First of all, the obsession with heraldry which is an underlying theme is lost on many people today.  America is such a mixed bag.  When two people fall in love and get married, they don't start asking about noble birth and that kind of crap.  We ask about lineage because we think it's cool or interesting that you're part Irish or part German, or your grandfather was a soldier in the Russian army, or your parents fled Vietnam into China in the 1970s.  Everyone, no matter what lineage, looks for something to be proud of.  But we are not defined by what someone did hundreds of years ago.

Second, I believe when this book was released, Angel was considered a good character, a man in turmoil trying to come to grips with his own love for his wife versus his moral teachings.  But to the modern mind, all we see is someone who deserted his wife the moment she told him her history.  He had some image in his mind of the perfect wife and thought she fit the bill.  But then we find out that other girls on the farm also fit that bill, and Angel would have been just as happy with one of them, only he thought Tess was prettier.

Third, this book is way too long for what it gives you.  Modern readers want to be entertained, not lectured.  The tedious descriptions can break you down.  You lose your place in the book.  You have no memory of reading the last few paragraphs.  Then you start skipping pages, looking for something to happen.

Finally, nothing happens in this book other than Tess's destruction.  From beginning to end, it's a long tale with a single purpose.  Think of Dickens with his multitude of characters and intertwined plots.  Does Hardy ever cut away, back to the farm to see Tess's father with some humorous scheme to make money?  Or Marian in some comical scene where she meets a man who buys her a drink and promises to marry her, then runs off with her favorite cow?  Hardy knew rural life so well, think of all the wasted opportunities.  But I guess we can't fault him too much since this was a serious book meant to do one thing and one thing only - shed light on the deplorable treatment of women.

In the end, things did not turn out well.  Tess was destined to die.  The fact that she was executed for murdering Alec doesn't mean anything.  The symbolism is that she was executed by society for being a "fallen woman", and that justice was done.  If Tess was guilty of anything it would be not telling Angel about her past before they were married.  She almost did, (it was maddening to have Hardy dance around it again and again...that was poor writing) and Tess knew that was important to Angel.  She knew it, but didn't tell him.  Whether she thought it was important or not, she knew he did.

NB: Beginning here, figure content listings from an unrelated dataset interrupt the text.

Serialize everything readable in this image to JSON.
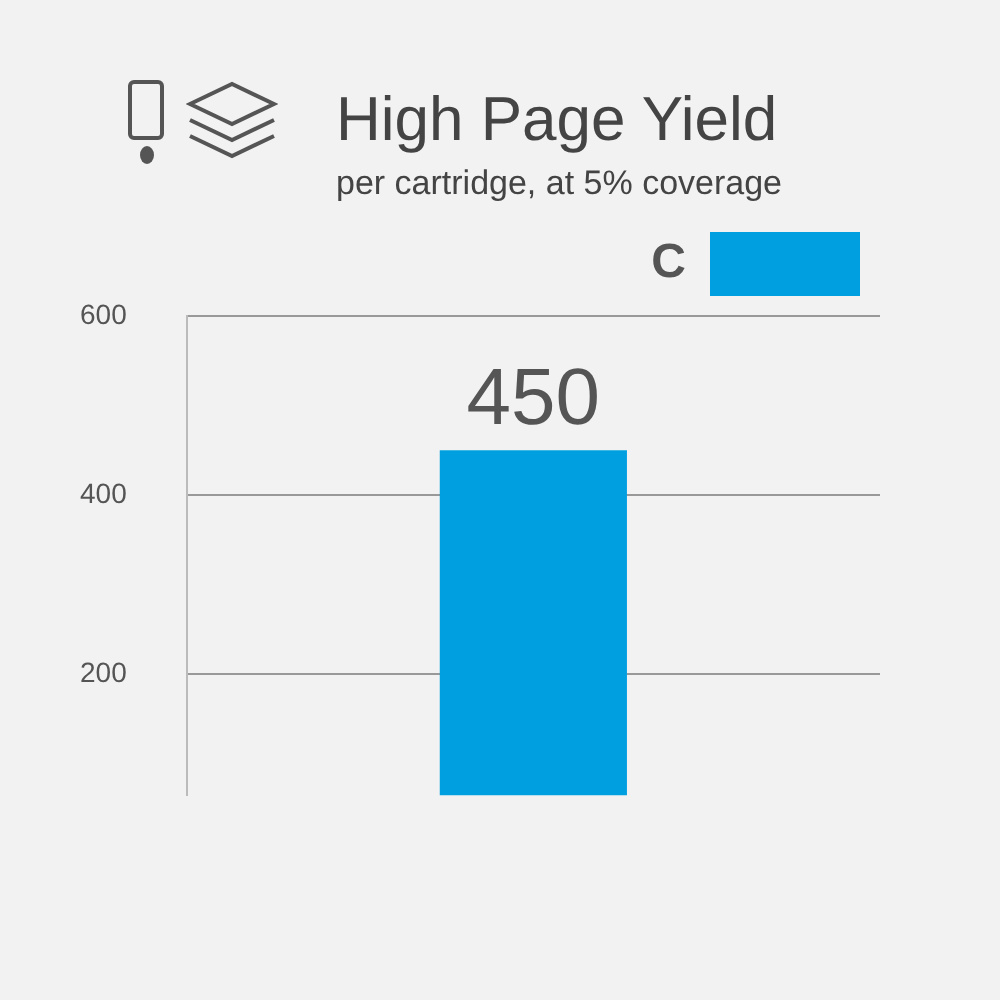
{
  "chart_data": {
    "type": "bar",
    "title": "High Page Yield",
    "subtitle": "per cartridge, at 5% coverage",
    "categories": [
      null
    ],
    "series": [
      {
        "name": "C",
        "color": "#00a0e0",
        "values": [
          450
        ]
      }
    ],
    "ylim": [
      65,
      600
    ],
    "yticks": [
      200,
      400,
      600
    ],
    "grid": "y",
    "legend": "top right",
    "data_labels": true,
    "tick_labels": "y"
  }
}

To me, the best part of the book, actually what I consider the climax, is when Tess finally, finally writes a letter to Angel telling him what a jerk he was.  That symbolized all of her inner strength - for the first time in her life standing up to her poor treatment and telling the world to back off!
O why have you treated me so monstrously, Angel! I do not deserve it. I have thought it all over carefully, and I can never, never forgive you! You know that I did not intend to wrong you—why have you so wronged me? You are cruel, cruel indeed! I will try to forget you. It is all injustice I have received at your hands!
I actually cheered when I read that.  Thank you, Tess!  Thank you for saying what needed to be said.  I should have stopped reading there.  The book should have ended there, or with her finally standing up and being her own woman, telling the world she will not be put down.  But that wouldn't have had the impact Thomas Hardy wanted.